His opera The Greek Passion is based on the novel of the same name by Nikos Kazantzakis.

It is clear that, as a composer, he was subject to far more influences than his Bohemian roots; and this was evident last night.

The sonata on the program was composed in 1941 in the United States, sitting between the first sonata (composed in Paris in 1939) and the third (composed in Vieux-Moulin in 1952). Its number in Harry Halbreich's catalog is 286 (out of 384). With regard to the "citation needed" entry in the above Wikipedia passage, I would say that none of the enumerated influences were present in this sonata; but there was, instead, a decided "atmosphere" of the music of Johannes Brahms. This was not so much to make a case along the same lines that Arnold Schoenberg would later commit to text in 1947 in his "Brahms the Progressive" essay. Rather, it seemed to call attention to the relevance of Brahms to ears in the middle of the twentieth century and to reflect on how Martinů's own ears listened to that music. Since Brahms had composed two superb cello sonatas, it should not be surprising that Martinů would be willing to recognize Brahms as such an influence. This is not to say that either of the Brahms sonatas serves as a model for this particular Martinů sonata, but there are ways in which the latter provides opportunity to reflect on the work of the former.

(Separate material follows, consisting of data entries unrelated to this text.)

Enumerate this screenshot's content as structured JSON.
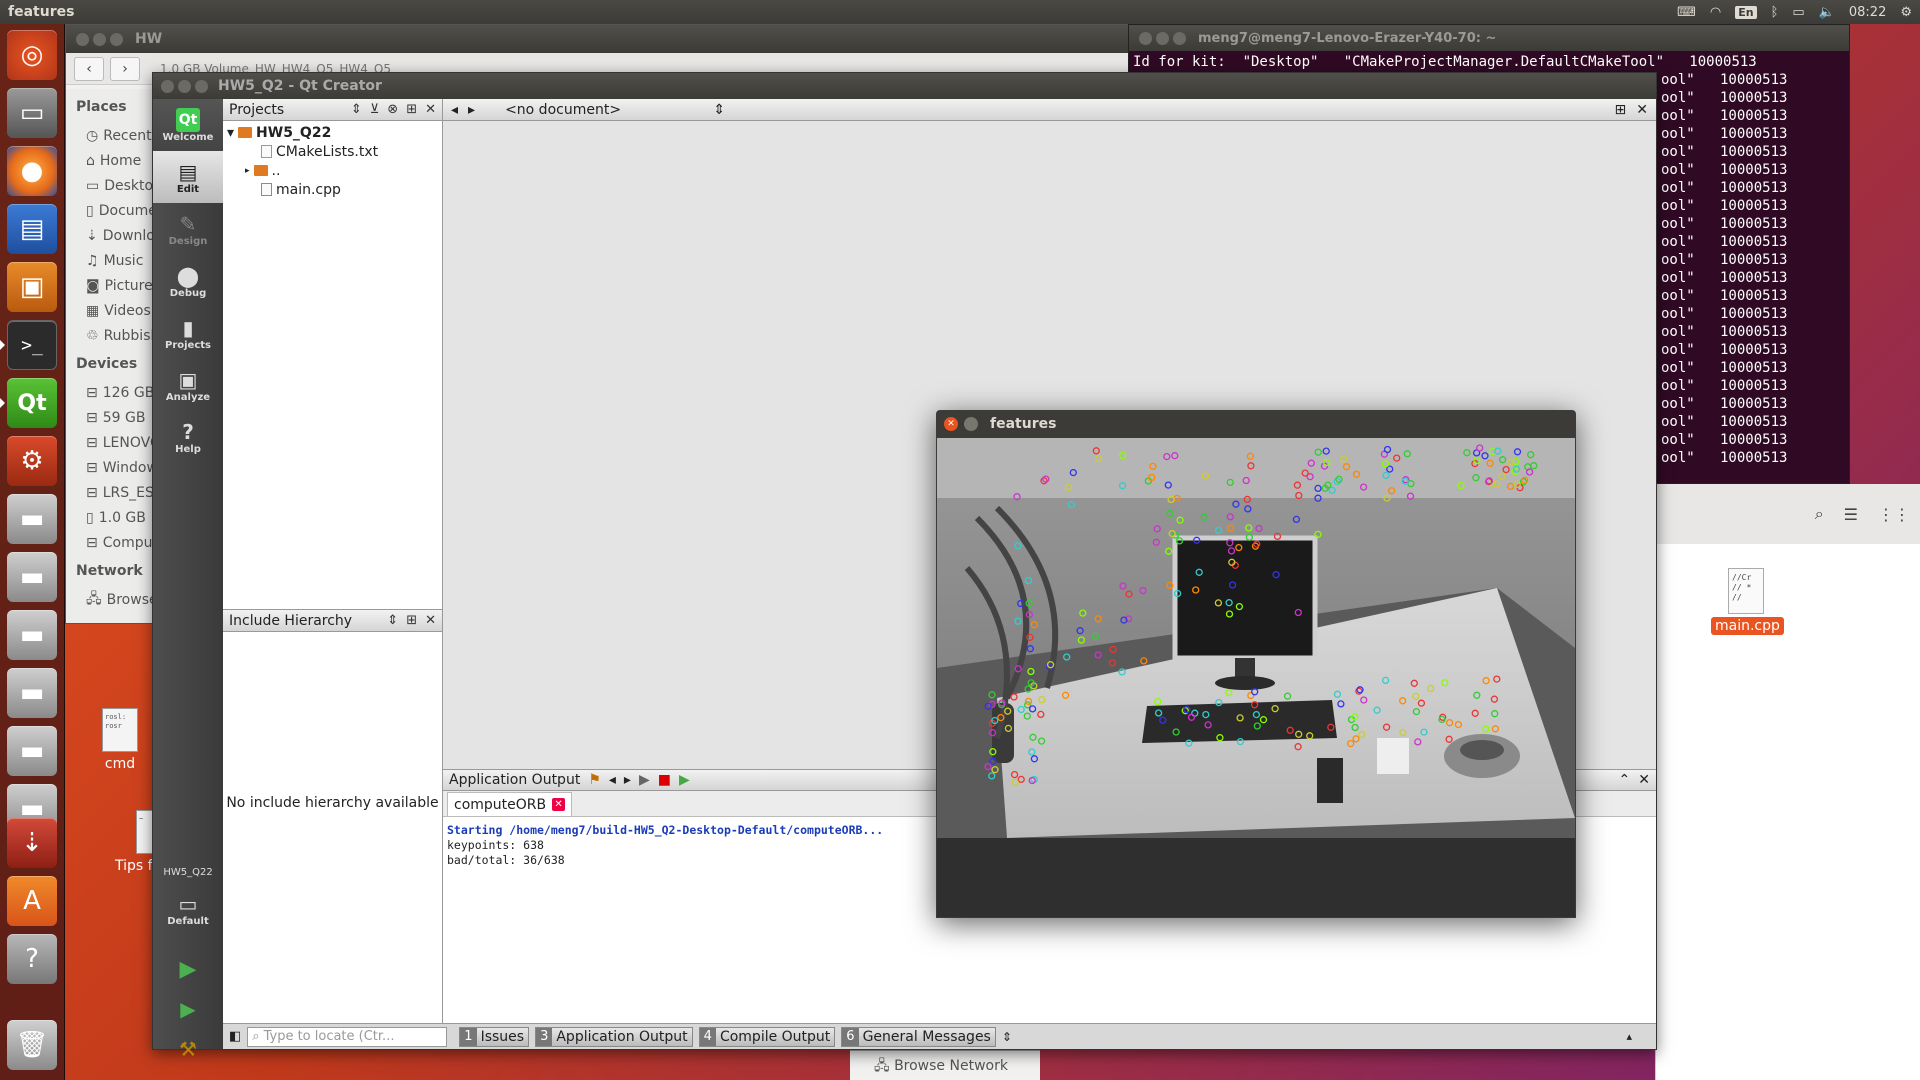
{
  "top_panel": {
    "app_title": "features",
    "lang": "En",
    "time": "08:22"
  },
  "launcher": {
    "items": [
      "ubuntu-dash",
      "files",
      "firefox",
      "writer",
      "impress",
      "terminal",
      "qt-creator",
      "system-settings",
      "drive",
      "drive",
      "drive",
      "drive",
      "drive",
      "drive",
      "usb",
      "software-center",
      "help",
      "trash"
    ]
  },
  "desktop": {
    "icon1_label": "cmd",
    "icon2_label": "Tips f",
    "browse_network": "Browse Network"
  },
  "nautilus": {
    "title": "HW",
    "tabs": [
      "1.0 GB Volume",
      "HW",
      "HW4_Q5",
      "HW4_Q5"
    ],
    "places_header": "Places",
    "places": [
      "Recent",
      "Home",
      "Desktop",
      "Documents",
      "Downloads",
      "Music",
      "Pictures",
      "Videos",
      "Rubbish Bin"
    ],
    "devices_header": "Devices",
    "devices": [
      "126 GB",
      "59 GB",
      "LENOVO",
      "Windows",
      "LRS_ESP",
      "1.0 GB",
      "Computer"
    ],
    "network_header": "Network",
    "network": [
      "Browse Network"
    ]
  },
  "terminal": {
    "title": "meng7@meng7-Lenovo-Erazer-Y40-70: ~",
    "first_line": "Id for kit:  \"Desktop\"   \"CMakeProjectManager.DefaultCMakeTool\"   10000513",
    "repeat_line": "ool\"   10000513",
    "repeat_count": 22
  },
  "files_window": {
    "file_label": "main.cpp"
  },
  "qtc": {
    "title": "HW5_Q2 - Qt Creator",
    "modes": [
      {
        "label": "Welcome",
        "icon": "qt-logo-icon"
      },
      {
        "label": "Edit",
        "icon": "edit-icon"
      },
      {
        "label": "Design",
        "icon": "design-icon"
      },
      {
        "label": "Debug",
        "icon": "debug-icon"
      },
      {
        "label": "Projects",
        "icon": "projects-icon"
      },
      {
        "label": "Analyze",
        "icon": "analyze-icon"
      },
      {
        "label": "Help",
        "icon": "help-icon"
      }
    ],
    "kit_project": "HW5_Q22",
    "kit_label": "Default",
    "projects_header": "Projects",
    "tree": {
      "root": "HW5_Q22",
      "file1": "CMakeLists.txt",
      "folder": "..",
      "file2": "main.cpp"
    },
    "include_header": "Include Hierarchy",
    "include_msg": "No include hierarchy available",
    "doc_selector": "<no document>",
    "output_header": "Application Output",
    "output_tab": "computeORB",
    "output_lines": [
      "Starting /home/meng7/build-HW5_Q2-Desktop-Default/computeORB...",
      "keypoints: 638",
      "bad/total: 36/638"
    ],
    "locate_placeholder": "Type to locate (Ctr...",
    "status_tabs": [
      {
        "num": "1",
        "label": "Issues"
      },
      {
        "num": "3",
        "label": "Application Output"
      },
      {
        "num": "4",
        "label": "Compile Output"
      },
      {
        "num": "6",
        "label": "General Messages"
      }
    ]
  },
  "features_window": {
    "title": "features"
  }
}
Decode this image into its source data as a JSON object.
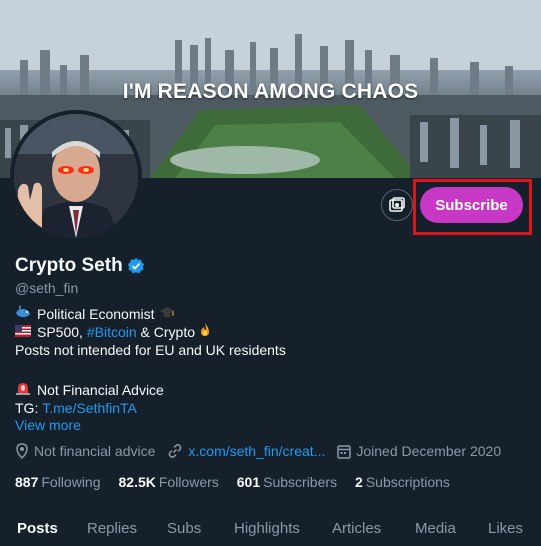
{
  "banner": {
    "text": "I'M REASON AMONG CHAOS"
  },
  "profile": {
    "display_name": "Crypto Seth",
    "handle": "@seth_fin",
    "subscribe_label": "Subscribe"
  },
  "bio": {
    "line1": "Political Economist",
    "line2_prefix": "SP500, ",
    "line2_hashtag": "#Bitcoin",
    "line2_suffix": " & Crypto",
    "line3": "Posts not intended for EU and UK residents",
    "line4": "Not Financial Advice",
    "line5_prefix": "TG: ",
    "line5_link": "T.me/SethfinTA",
    "view_more": "View more"
  },
  "meta": {
    "location": "Not financial advice",
    "website": "x.com/seth_fin/creat...",
    "joined": "Joined December 2020"
  },
  "stats": {
    "following_count": "887",
    "following_label": "Following",
    "followers_count": "82.5K",
    "followers_label": "Followers",
    "subscribers_count": "601",
    "subscribers_label": "Subscribers",
    "subscriptions_count": "2",
    "subscriptions_label": "Subscriptions"
  },
  "tabs": [
    "Posts",
    "Replies",
    "Subs",
    "Highlights",
    "Articles",
    "Media",
    "Likes"
  ],
  "colors": {
    "background": "#15202b",
    "accent": "#1d9bf0",
    "subscribe": "#c738c4",
    "highlight_box": "#e0131b"
  }
}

This is evident not only in some of the muscular approaches taken to the cello part but also in both the full-handed writing for the piano accompaniment and many of the rhythms through which that writing is expressed. Thus, while Martinů's "melodic rhetoric" is far more angular than anything we would find in Brahms, one could see how the study of the Brahms sonatas could provide useful technical preparation for the performance of the later work. If we recognize that Schoenberg wrote his essay (and the lecture on which it was originally based) in response to what he felt was an unfairly dismissive attitude towards Brahms in the first half of the twentieth century, then Martinů's sonata basically made the same case through music, rather than through expository text.

The Martinů performance was followed by one of Richard Strauss' only sonata for cello and piano. This is a comparatively early work (Opus 6, completed in 1883) in which Strauss was clearly still in the process of finding his voice. Again, there is a clear sense of Brahms being an influence without necessarily providing any explicit models. Indeed, Strauss' composition actually sits between Brahms' two cello sonatas, the Opus 38 (completed in 1865) and Opus 99 (1885). The result is not as exciting as the Martinů sonata but still serves as an interesting harbinger of the sounds we would hear as Strauss become more mature.

Last night's recital concluded with a performance of the Beethoven piano trio in D major (Opus 70, Number 1, the "Ghost"). I found this slightly ironic (but hardly in a malicious way). Here was Brahms, who spent much of his life worrying about being in Beethoven's shadow; but in this particular program it was his legacy that was being honored, less as a shadow and more as a source of new light.